Skazana symbolicznie, bo to przestępstwo „mniejszej wagi”?
Kasjerka Urzędu Gminy Łomża przez kilka lat z kasy gminy przywłaszczyła sobie ponad 43 tysiące złotych. Proceder niezauważenie mógł trwać tak długo, bo jednorazowo zabierała niewielkie kwoty – nawet po kilkanaście złotych. Wszystko wyszło na jaw latem ubiegłego roku. Kobieta została zwolniona z pracy, śledztwo wszczęła prokuratura, a teraz zapadł w sprawie wyrok Sądu Rejonowego w Łomży. Kara to tysiąc złotych grzywny. Wyrok nie jest prawomocny.
- Z ustaleń śledztwa wynikało, że kobieta gminne pieniądze przywłaszczała sobie od 2009 roku - mówi sędzia Jan Leszczewski, rzecznik prasowy Sądu Okręgowego w Łomży.

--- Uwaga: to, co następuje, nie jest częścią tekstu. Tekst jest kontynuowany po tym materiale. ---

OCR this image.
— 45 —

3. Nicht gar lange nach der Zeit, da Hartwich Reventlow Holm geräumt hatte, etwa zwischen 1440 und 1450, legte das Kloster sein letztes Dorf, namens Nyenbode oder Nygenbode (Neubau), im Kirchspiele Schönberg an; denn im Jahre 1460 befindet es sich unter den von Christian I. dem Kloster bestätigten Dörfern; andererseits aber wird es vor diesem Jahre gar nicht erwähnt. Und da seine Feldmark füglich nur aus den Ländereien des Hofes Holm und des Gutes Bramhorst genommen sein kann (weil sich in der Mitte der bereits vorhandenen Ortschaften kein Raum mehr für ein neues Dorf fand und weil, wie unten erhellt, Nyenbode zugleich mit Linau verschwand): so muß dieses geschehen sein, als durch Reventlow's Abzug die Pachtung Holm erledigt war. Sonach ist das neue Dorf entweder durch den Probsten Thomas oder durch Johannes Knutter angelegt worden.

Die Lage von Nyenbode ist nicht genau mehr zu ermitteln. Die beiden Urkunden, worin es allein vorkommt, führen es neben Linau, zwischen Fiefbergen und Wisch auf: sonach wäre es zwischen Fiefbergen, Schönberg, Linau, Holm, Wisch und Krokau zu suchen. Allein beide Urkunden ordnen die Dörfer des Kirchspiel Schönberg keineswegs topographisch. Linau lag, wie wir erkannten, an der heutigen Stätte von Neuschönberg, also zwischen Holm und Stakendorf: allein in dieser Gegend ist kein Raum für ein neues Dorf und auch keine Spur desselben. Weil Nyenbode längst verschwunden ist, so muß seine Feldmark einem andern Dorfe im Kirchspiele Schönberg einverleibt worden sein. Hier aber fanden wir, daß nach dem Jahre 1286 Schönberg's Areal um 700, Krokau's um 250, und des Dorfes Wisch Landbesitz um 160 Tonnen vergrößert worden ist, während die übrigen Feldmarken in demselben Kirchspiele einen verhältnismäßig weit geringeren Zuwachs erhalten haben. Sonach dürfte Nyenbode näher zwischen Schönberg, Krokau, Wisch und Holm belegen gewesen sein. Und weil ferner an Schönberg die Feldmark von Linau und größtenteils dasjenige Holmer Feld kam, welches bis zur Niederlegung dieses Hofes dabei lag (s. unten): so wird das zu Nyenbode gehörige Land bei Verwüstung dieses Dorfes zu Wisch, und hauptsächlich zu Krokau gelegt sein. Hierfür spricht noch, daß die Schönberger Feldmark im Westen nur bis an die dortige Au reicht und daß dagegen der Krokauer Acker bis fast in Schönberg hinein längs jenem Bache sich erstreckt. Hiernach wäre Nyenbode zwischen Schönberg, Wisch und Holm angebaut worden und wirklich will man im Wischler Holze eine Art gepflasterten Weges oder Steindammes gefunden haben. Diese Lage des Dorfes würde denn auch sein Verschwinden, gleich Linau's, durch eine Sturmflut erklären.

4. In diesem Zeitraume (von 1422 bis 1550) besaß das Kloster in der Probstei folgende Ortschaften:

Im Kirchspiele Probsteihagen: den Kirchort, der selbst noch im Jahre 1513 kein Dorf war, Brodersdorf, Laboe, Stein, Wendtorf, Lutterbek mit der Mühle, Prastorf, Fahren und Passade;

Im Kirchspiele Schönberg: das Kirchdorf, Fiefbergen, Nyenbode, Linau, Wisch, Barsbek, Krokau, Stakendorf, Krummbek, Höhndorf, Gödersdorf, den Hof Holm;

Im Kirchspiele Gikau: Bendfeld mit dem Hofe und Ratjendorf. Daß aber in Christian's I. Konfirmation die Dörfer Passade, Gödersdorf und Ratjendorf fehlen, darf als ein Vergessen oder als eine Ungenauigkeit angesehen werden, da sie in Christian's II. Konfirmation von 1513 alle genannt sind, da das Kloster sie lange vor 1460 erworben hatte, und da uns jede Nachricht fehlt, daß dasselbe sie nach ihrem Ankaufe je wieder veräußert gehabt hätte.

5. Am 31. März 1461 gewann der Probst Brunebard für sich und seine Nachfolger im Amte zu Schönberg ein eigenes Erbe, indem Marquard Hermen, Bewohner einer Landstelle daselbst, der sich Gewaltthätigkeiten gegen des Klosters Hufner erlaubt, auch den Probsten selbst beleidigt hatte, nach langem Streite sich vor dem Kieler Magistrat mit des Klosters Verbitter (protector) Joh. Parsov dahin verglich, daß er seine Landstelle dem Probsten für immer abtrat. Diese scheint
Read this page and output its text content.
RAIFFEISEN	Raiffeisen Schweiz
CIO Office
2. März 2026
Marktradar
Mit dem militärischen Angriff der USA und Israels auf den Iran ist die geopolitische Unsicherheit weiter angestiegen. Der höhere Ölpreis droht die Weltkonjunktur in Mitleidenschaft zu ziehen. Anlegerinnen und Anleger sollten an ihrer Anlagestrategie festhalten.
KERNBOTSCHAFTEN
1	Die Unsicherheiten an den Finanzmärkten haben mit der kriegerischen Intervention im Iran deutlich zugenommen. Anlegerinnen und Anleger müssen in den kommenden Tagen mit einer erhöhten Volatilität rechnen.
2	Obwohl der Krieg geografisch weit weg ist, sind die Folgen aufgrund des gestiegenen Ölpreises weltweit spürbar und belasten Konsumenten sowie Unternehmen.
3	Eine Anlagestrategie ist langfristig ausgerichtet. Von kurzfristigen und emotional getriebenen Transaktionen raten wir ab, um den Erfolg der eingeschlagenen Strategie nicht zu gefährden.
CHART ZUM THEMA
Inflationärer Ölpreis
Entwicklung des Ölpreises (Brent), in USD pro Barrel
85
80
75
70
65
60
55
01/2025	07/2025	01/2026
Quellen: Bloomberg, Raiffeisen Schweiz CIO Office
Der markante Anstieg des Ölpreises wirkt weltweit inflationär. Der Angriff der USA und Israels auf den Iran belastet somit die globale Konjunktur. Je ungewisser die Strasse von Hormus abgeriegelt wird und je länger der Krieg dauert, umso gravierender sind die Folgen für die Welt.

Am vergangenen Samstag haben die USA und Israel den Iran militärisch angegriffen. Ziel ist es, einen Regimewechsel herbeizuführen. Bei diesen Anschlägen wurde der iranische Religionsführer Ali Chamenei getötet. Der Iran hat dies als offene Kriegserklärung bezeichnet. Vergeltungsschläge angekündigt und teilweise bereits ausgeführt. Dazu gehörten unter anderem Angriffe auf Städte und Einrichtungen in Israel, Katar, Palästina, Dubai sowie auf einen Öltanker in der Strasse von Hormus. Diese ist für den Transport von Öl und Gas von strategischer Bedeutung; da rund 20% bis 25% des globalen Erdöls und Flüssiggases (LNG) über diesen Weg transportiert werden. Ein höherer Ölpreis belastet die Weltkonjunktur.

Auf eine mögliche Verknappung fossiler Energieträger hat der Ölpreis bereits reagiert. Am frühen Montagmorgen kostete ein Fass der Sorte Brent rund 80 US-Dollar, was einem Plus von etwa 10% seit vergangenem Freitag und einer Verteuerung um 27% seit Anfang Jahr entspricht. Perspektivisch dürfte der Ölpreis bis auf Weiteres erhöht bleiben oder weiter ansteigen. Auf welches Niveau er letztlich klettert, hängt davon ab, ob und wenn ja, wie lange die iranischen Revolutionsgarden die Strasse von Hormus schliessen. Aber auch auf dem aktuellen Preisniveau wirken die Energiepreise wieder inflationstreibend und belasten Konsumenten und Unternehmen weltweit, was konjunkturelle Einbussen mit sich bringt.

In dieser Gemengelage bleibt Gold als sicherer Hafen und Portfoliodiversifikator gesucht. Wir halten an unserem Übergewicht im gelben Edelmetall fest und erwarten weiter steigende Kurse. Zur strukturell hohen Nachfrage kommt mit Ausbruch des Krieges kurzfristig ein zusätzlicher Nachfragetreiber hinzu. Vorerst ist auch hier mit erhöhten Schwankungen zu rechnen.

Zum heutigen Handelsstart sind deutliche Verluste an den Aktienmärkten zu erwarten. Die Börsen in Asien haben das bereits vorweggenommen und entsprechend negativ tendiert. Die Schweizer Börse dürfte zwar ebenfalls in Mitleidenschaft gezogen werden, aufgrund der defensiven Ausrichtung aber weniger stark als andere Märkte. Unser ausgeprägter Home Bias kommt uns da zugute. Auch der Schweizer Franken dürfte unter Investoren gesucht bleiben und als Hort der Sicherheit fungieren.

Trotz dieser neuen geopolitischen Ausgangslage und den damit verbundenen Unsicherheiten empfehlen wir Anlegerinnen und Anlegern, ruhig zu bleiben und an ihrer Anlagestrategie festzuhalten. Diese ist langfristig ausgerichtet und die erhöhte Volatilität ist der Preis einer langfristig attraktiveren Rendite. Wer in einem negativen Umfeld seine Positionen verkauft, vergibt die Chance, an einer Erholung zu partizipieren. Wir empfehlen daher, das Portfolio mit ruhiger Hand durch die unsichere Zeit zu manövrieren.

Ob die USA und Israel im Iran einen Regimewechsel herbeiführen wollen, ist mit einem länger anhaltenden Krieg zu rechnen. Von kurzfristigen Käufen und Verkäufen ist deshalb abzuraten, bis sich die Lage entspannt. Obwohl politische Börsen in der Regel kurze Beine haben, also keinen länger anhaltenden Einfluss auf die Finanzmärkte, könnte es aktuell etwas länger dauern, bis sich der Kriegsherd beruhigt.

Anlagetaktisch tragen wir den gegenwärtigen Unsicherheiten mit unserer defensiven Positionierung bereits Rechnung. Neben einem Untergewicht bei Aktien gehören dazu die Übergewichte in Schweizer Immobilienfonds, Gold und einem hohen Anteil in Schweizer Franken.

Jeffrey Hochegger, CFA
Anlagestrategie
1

W sumie do jej zwolnienia z pracy pobrała w ten sposób 43 tysiące 332 złote na szkodę Gminy Łomża. Sąd uznał jej winę i określił, że działała z premedytacją „w wykonaniu z góry powziętego zamiaru”, ale jednocześnie wymierzył, jak się wydaje, wyjątkowo łagodną karę grzywny w wysokości 100 dniówek po 10 zł, czyli łącznie tysiąca złotych.
Jak informuje sędzia Jan Leszczewski sąd, jako okoliczność łagodzącą, wziął pod uwagę fakt, że kobieta naprawiła szkodę – czyli oddała wszystkie nienależnie pobrane z kasy gminy pieniądze wraz z odsetkami.
Formalnie wyrok Sądu Rejonowego w Łomży nie jest jeszcze prawomocny.
Zgodnie z art. 284 kodeksu karnego, z którego prowadzono śledztwo i oskarżono kobietę ten kto przywłaszcza sobie powierzoną mu rzecz ruchomą, podlega karze pozbawienia wolności od 3 miesięcy do lat 5. Ten sam artykuł dopuszcza jednak łagodniejsze potraktowanie sprawcy – np. samą grzywną - „w wypadku mniejszej wagi lub przywłaszczenia rzeczy znalezionej”.